Reduce dust in the home.
Dust is one of the potential triggers for asthma. Dust mites, which are tiny insects that live in the dust and thrive in moist and warm air, can be troublesome for your asthmatic child. Have an efficient cleaning schedule and stick to it. Furthermore, wash your bedding regularly, use washable blinds or curtains, and avoid using carpets, especially wall-to-wall varieties.
Ensure there’s no mold.
Molds are microscopic fungi that thrive in damp places with decaying material. They send spores into the air that float like pollen and can be a major trigger for a child with asthma.

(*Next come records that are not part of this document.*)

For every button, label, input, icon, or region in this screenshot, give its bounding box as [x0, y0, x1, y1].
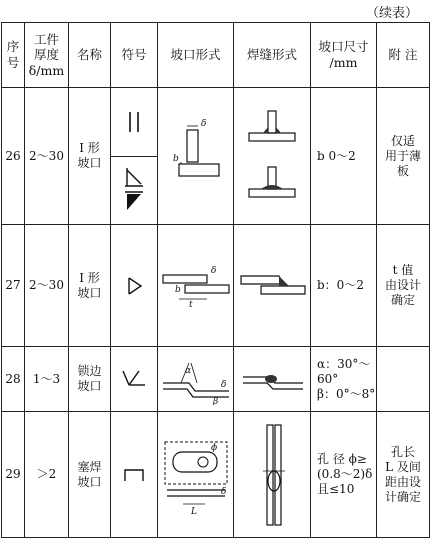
header-symbol: 符号 [111, 23, 158, 88]
weld-groove-table [1, 22, 430, 538]
phi-label: ϕ [210, 442, 217, 453]
row-weld-diagram [234, 225, 311, 347]
row-name: 塞焊 坡口 [69, 412, 111, 538]
row-symbol [111, 347, 158, 412]
plug-weld-groove-diagram [159, 430, 233, 520]
row-remark [377, 347, 430, 412]
row-name: 锁边 坡口 [69, 347, 111, 412]
row-symbol [111, 412, 158, 538]
row-remark: 仅适 用于薄 板 [377, 88, 430, 225]
header-thickness: 工件 厚度 δ/mm [25, 23, 69, 88]
lap-groove-diagram [159, 261, 233, 311]
table-row [2, 225, 430, 347]
delta-label: δ [210, 265, 216, 276]
b-label: b [172, 154, 179, 164]
row-groove-size: α：30°～60° β：0°～8° [311, 347, 377, 412]
row-groove-diagram [158, 347, 234, 412]
header-row [2, 23, 430, 88]
row-groove-size: b：0～2 [311, 225, 377, 347]
header-groove-size: 坡口尺寸 /mm [311, 23, 377, 88]
continued-label: （续表） [365, 6, 418, 21]
plug-weld-symbol-icon [119, 465, 149, 485]
row-symbol [111, 225, 158, 347]
row-name: I 形 坡口 [69, 225, 111, 347]
alpha-label: α [184, 366, 191, 376]
i-groove-symbol-icon [119, 107, 149, 137]
table-row [2, 412, 430, 538]
lock-seam-symbol-icon [117, 367, 151, 391]
header-no: 序号 [2, 23, 25, 88]
fillet-symbol-icon [117, 162, 151, 218]
row-thickness: 1～3 [25, 347, 69, 412]
b-label: b [174, 284, 181, 295]
row-no: 29 [2, 412, 25, 538]
t-label: t [188, 299, 193, 310]
row-no: 28 [2, 347, 25, 412]
beta-label: β [212, 397, 218, 405]
row-no: 27 [2, 225, 25, 347]
row-no: 26 [2, 88, 25, 225]
row-name: I 形 坡口 [69, 88, 111, 225]
header-remark: 附 注 [377, 23, 430, 88]
row-weld-diagram [234, 88, 311, 225]
lock-edge-weld-diagram [235, 359, 309, 399]
header-groove-form: 坡口形式 [158, 23, 234, 88]
table-row [2, 88, 430, 225]
row-groove-diagram [158, 225, 234, 347]
row-thickness: 2～30 [25, 225, 69, 347]
row-weld-diagram [234, 347, 311, 412]
lap-weld-diagram [235, 266, 309, 306]
row-groove-diagram [158, 412, 234, 538]
flag-symbol-icon [119, 274, 149, 298]
table-row [2, 347, 430, 412]
row-groove-size: b 0～2 [311, 88, 377, 225]
row-thickness: ＞2 [25, 412, 69, 538]
plug-weld-diagram [235, 419, 309, 531]
tjoint-weld-diagram [235, 101, 309, 211]
l-label: L [190, 506, 197, 517]
row-groove-size: 孔 径 ϕ≥ (0.8～2)δ 且≤10 [311, 412, 377, 538]
row-remark: t 值 由设计 确定 [377, 225, 430, 347]
header-name: 名称 [69, 23, 111, 88]
row-groove-diagram [158, 88, 234, 225]
row-symbol [111, 88, 158, 225]
row-remark: 孔长 L 及间 距由设 计确定 [377, 412, 430, 538]
i-groove-tjoint-diagram [159, 116, 233, 196]
row-weld-diagram [234, 412, 311, 538]
lock-edge-groove-diagram [159, 353, 233, 405]
row-thickness: 2～30 [25, 88, 69, 225]
header-weld-form: 焊缝形式 [234, 23, 311, 88]
delta-label: δ [220, 380, 226, 390]
delta-label: δ [200, 119, 206, 129]
delta-label: δ [220, 486, 226, 497]
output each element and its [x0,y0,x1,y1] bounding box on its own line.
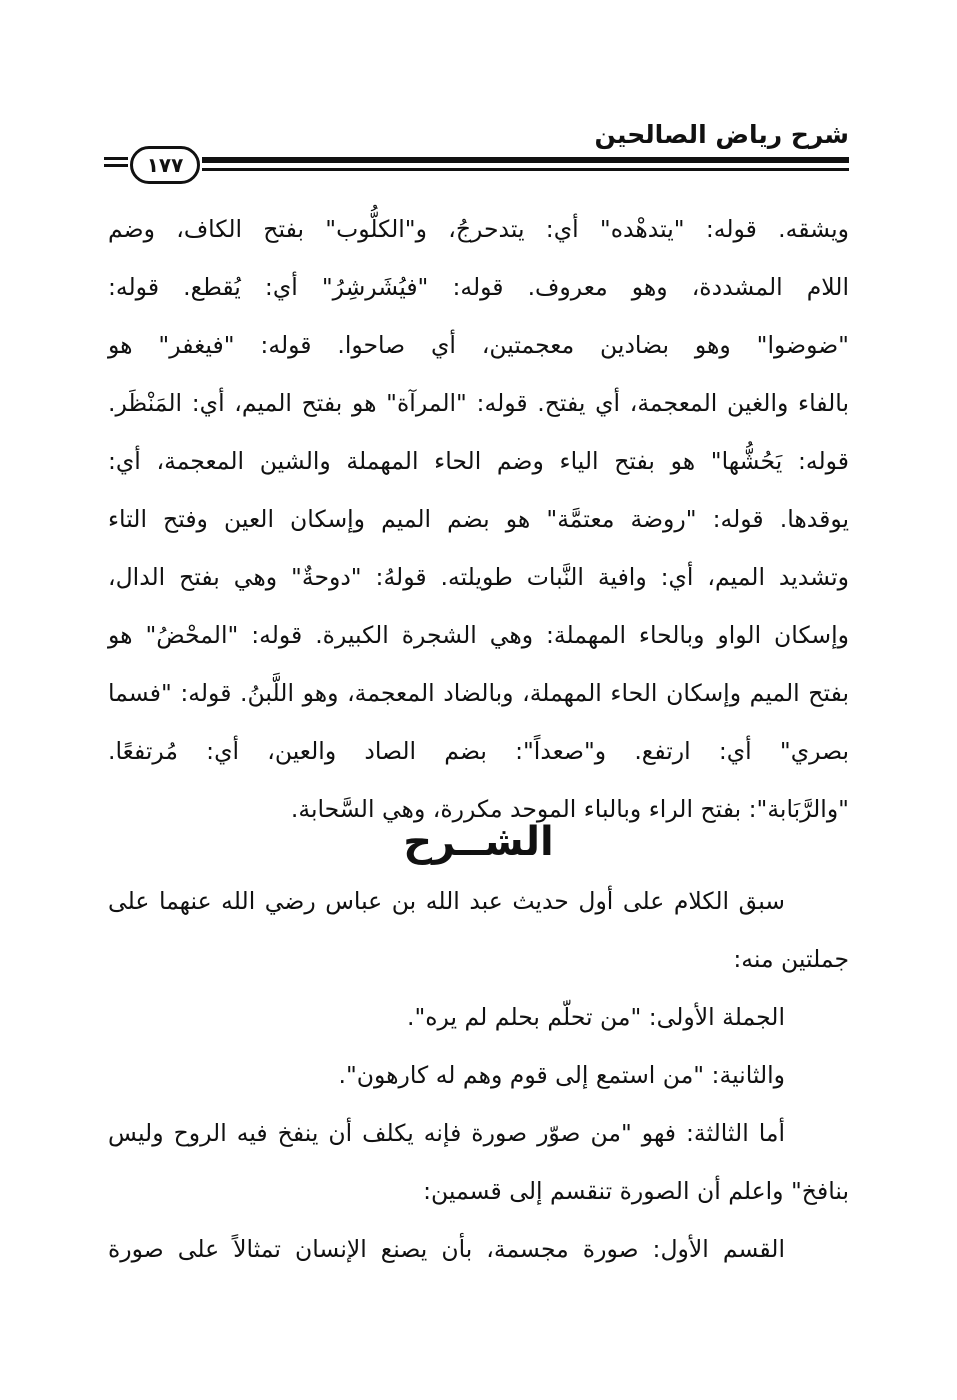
section-heading: الشــرح [403,819,554,865]
text-line: أما الثالثة: فهو "من صوّر صورة فإنه يكلف أن ينفخ فيه الروح وليس [108,1119,785,1147]
text-line: بالفاء والغين المعجمة، أي يفتح. قوله: "المرآة" هو بفتح الميم، أي: المَنْظَر. [108,389,849,417]
text-line: "والرَّبَابة": بفتح الراء وبالباء الموحد مكررة، وهي السَّحابة. [290,795,849,823]
page-number-ornament [104,157,128,171]
text-line: بفتح الميم وإسكان الحاء المهملة، وبالضاد المعجمة، وهو اللَّبنُ. قوله: "فسما [108,679,849,707]
page-number-oval [130,146,200,184]
text-line: وإسكان الواو وبالحاء المهملة: وهي الشجرة الكبيرة. قوله: "المحْضُ" هو [108,621,849,649]
text-line: اللام المشددة، وهو معروف. قوله: "فيُشَرشِرُ" أي: يُقطع. قوله: [108,273,849,301]
text-line: جملتين منه: [733,945,849,973]
commentary-paragraph [108,872,849,1278]
text-line: "ضوضوا" وهو بضادين معجمتين، أي صاحوا. قوله: "فيغفر" هو [108,331,849,359]
header-rule-thick [202,157,849,163]
text-line: القسم الأول: صورة مجسمة، بأن يصنع الإنسان تمثالاً على صورة [108,1235,785,1263]
notes-paragraph [108,200,849,838]
text-line: الجملة الأولى: "من تحلّم بحلم لم يره". [406,1003,785,1031]
text-line: وتشديد الميم، أي: وافية النَّبات طويلته. قولهُ: "دوحةٌ" وهي بفتح الدال، [108,563,849,591]
text-line: سبق الكلام على أول حديث عبد الله بن عباس رضي الله عنهما على [108,887,785,915]
text-line: والثانية: "من استمع إلى قوم وهم له كارهون". [338,1061,785,1089]
text-line: يوقدها. قوله: "روضة معتمَّة" هو بضم الميم وإسكان العين وفتح التاء [108,505,849,533]
running-header-title: شرح رياض الصالحين [594,120,849,149]
header-rule-thin [202,168,849,171]
text-line: بصري" أي: ارتفع. و"صعداً": بضم الصاد والعين، أي: مُرتفعًا. [108,737,849,765]
text-line: قوله: يَحُشُّها" هو بفتح الياء وضم الحاء المهملة والشين المعجمة، أي: [108,447,849,475]
text-line: ويشقه. قوله: "يتدهْده" أي: يتدحرجُ، و"الكلُّوب" بفتح الكاف، وضم [108,215,849,243]
page-number: ١٧٧ [146,153,184,177]
text-line: بنافخ" واعلم أن الصورة تنقسم إلى قسمين: [423,1177,849,1205]
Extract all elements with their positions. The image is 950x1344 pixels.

If you already have mold in your home, you may need to hire a cleaning service to get rid of them. Otherwise, you can prevent mold from developing by minimising the moisture in the air and keeping areas from becoming damp. You may also clean out any visible mold yourself by applying bleach and regularly cleaning out these areas.
Manage your pets.
Warm-blooded animals such as cats, dogs, birds, and mice can trigger allergies and cause asthma in children. If possible, keep your pets outside of the house or outside of places where your asthmatic child frequently stays in. Also, regularly washing and brushing your pets may help reduce asthma triggers. Just make sure to wash your own hands too after touching or playing with them.
Get rid of pests and rodents.
It’s not just your furry companions that can trigger your child’s asthma; unwelcome pests and rodents are also a problem, especially if you’re living in a small rented space such as an apartment.
Always keep garbage containers closed, avoid stacking paper bags, newspapers, or boxes, and keep your kitchen counters free from food crumbs or leftovers. For persisting pest problems, you may need to hire a professional rodent or pest exterminator.
Your home should be the first line of defense to prevent asthma triggers for your child.
While it may take some effort to prepare our own homes for our kids who have asthma, the payoff is worth it. Our little ones spend most of their time at home, so it only makes sense to make it the cleanest and safest place, so they have fewer triggers and grow up happier and healthier.